W czwartek eurodolar osiągnął roczne minimum na poziomie 1,2857 USD. Ostatni raz taki poziom był notowany we wrześniu 2010 roku. Z jednej strony miało to związek ze słabszym odczytem liczby nowych wniosków o zasiłek dla bezrobotnych w Stanach, który wyniósł 381 tys. wobec oczekiwań ekonomistów na poziomie 375 tys. Z drugiej strony ta sytuacja była efektem braku optymizmu wśród inwestorów po informacji, iż instytucje finansowe pozyskany kapitał w ramach LTRO złożyły w depozyt do Europejskiego Banku Centralnego. Świadczy to o panującym braku zaufania na rynkach.

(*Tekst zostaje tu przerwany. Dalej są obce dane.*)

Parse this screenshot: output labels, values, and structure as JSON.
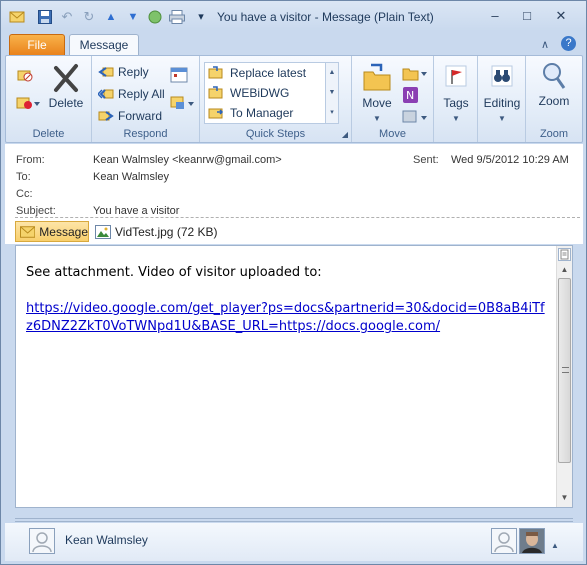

Po południu ze Stanów Zjednoczonych popłynęły też lepsze od oczekiwań dane. Indeks Chicago PMI wyniósł w grudniu 62,5 punktów, a indeks podpisanych umów kupna domów w Stanach wzrósł w listopadzie ok. 7,3 proc. poprawiły sentyment na rynkach i zapoczątkowały odbicie na rynku eurodolara, którego kurs o godz. 16.30 wyniósł 1,2920 USD.

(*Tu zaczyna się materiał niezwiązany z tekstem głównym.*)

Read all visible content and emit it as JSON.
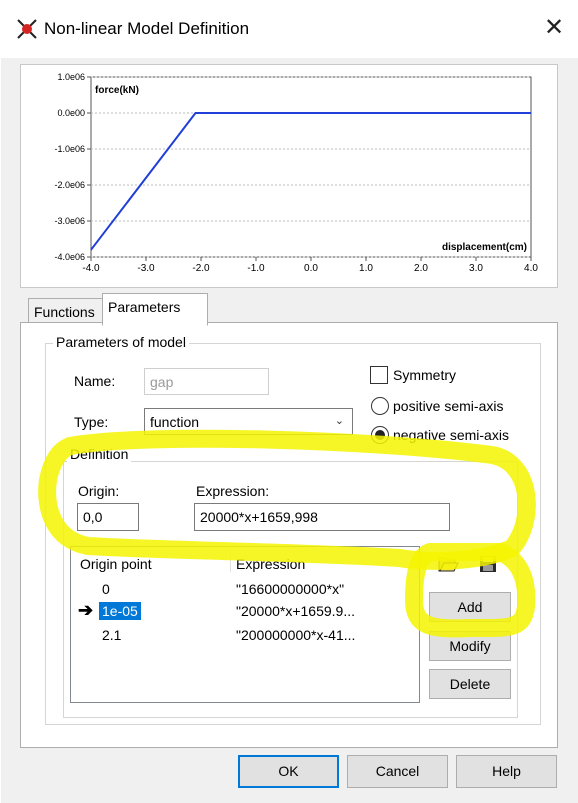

Rentowność niemieckich dziesięciolatek spadła w czwartek ok. 1,8 proc. Zyskowność włoskiego dziesięcioletniego długu spadła ok. 0,8 proc. Taniał koszt ubezpieczenia długów gospodarek odpowiednio o 0,5 proc. i 4 proc. Taka sytuacja jest związana z czwartkową aukcją włoskich obligacji. Rentowność dwóch serii była wyższa niż przy ostatniej aukcji, ale dwóch pozostałych serii była niższa niż przy ostatniej emisji długu.
Złoty tracił w czwartek do głównych walut. Dariusz Daniluk, prezes Banku Gospodarstwa Krajowego powiedział, iż BGKnie jest obecnie „hiperaktywny” na rynku. W czwartek kurs pary dolar-złoty tracił ponad 10 groszy i utworzył lokalne maksimum na poziomie 3,458 PLN. Kurs pary euro-złoty stracił 8 groszy i utworzył lokalne ekstremum na poziomie 4,461 PLN. W czwartek wzrosła rentowność polskich obligacji dziesięcioletnich o 0,4 proc. i koszt ubezpieczenia zadłużenia o 0,3 proc.